As a continent, Europe has the largest economy. Its largest single economy is that of Germany, which ranks third globally behind the United States of America and Japan. The European Union is the world’s largest economy, surpassing even that of the United States of America.

United States

The United States is said to have a mixed economy because privately owned businesses and government both play important roles. Indeed, some of the most enduring debates of American economic history focus on the relative roles of the public and private sectors.
The American free enterprise system emphasizes private ownership. Private businesses produce most goods and services, and almost two-thirds of the nation’s total economic output goes to individuals for personal use (the remaining one-third is bought by government and business). The consumer role is so great, in fact, that the nation is sometimes characterized as having a “consumer economy.”
However, like in all modern economies, there are limits to free enterprise and private ownership. Americans generally agree that some services are better performed by public rather than private enterprise. For instance, in the United States, government is primarily responsible for the administration of justice, education (although there are many private schools and training centers), the road system, social statistical reporting, and national defence. In addition, government often is asked to intervene in the economy to correct situations in which the price system does not work. It regulates “natural monopolies,” for example, and it uses antitrust laws to control or break up other business combinations that become so powerful that they can surmount market forces.

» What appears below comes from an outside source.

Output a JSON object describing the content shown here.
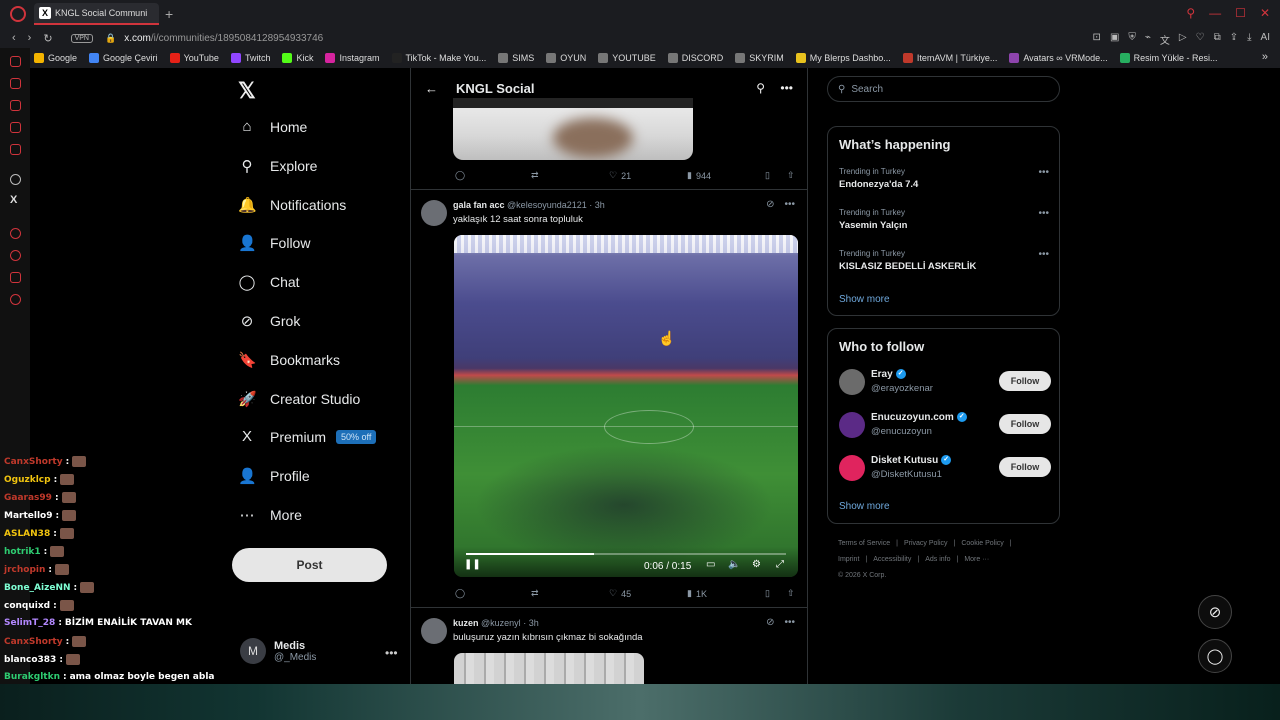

Government also addresses issues beyond the reach of market forces. It provides welfare and unemployment benefits to people who cannot or will not support themselves, either because they encounter problems in their personal lives or lose their jobs as a result of economic upheaval; it pays much of the cost of medical care for the aged and those who live in poverty; it regulates private industry to limit air and water pollution; it provides low-cost loans to people who suffer losses as a result of natural disasters; and it has played the leading role in the exploration of space, which is too expensive for any private enterprise to handle. All of this is paid for by a system of progressive taxation.
In this mixed economy, individuals can help guide the economy not only through the choices they make as consumers but through the votes they cast for officials who shape economic policy. In recent years, consumers have voiced concerns about product safety, environmental threats posed by certain industrial practices, and potential health risks citizens may face; government has responded by creating agencies which aim to protect consumer interests and promote the general public welfare.
The U.S. economy has changed in other ways as well. The population and the labour force have shifted dramatically away from farms to cities, from fields to factories, and, above all, to service industries. In today’s economy, the providers of personal and public services far outnumber producers of agricultural and manufactured goods. As the economy has grown more complex, statistics also reveal over the last century a sharp long-term trend away from self-employment toward working for others.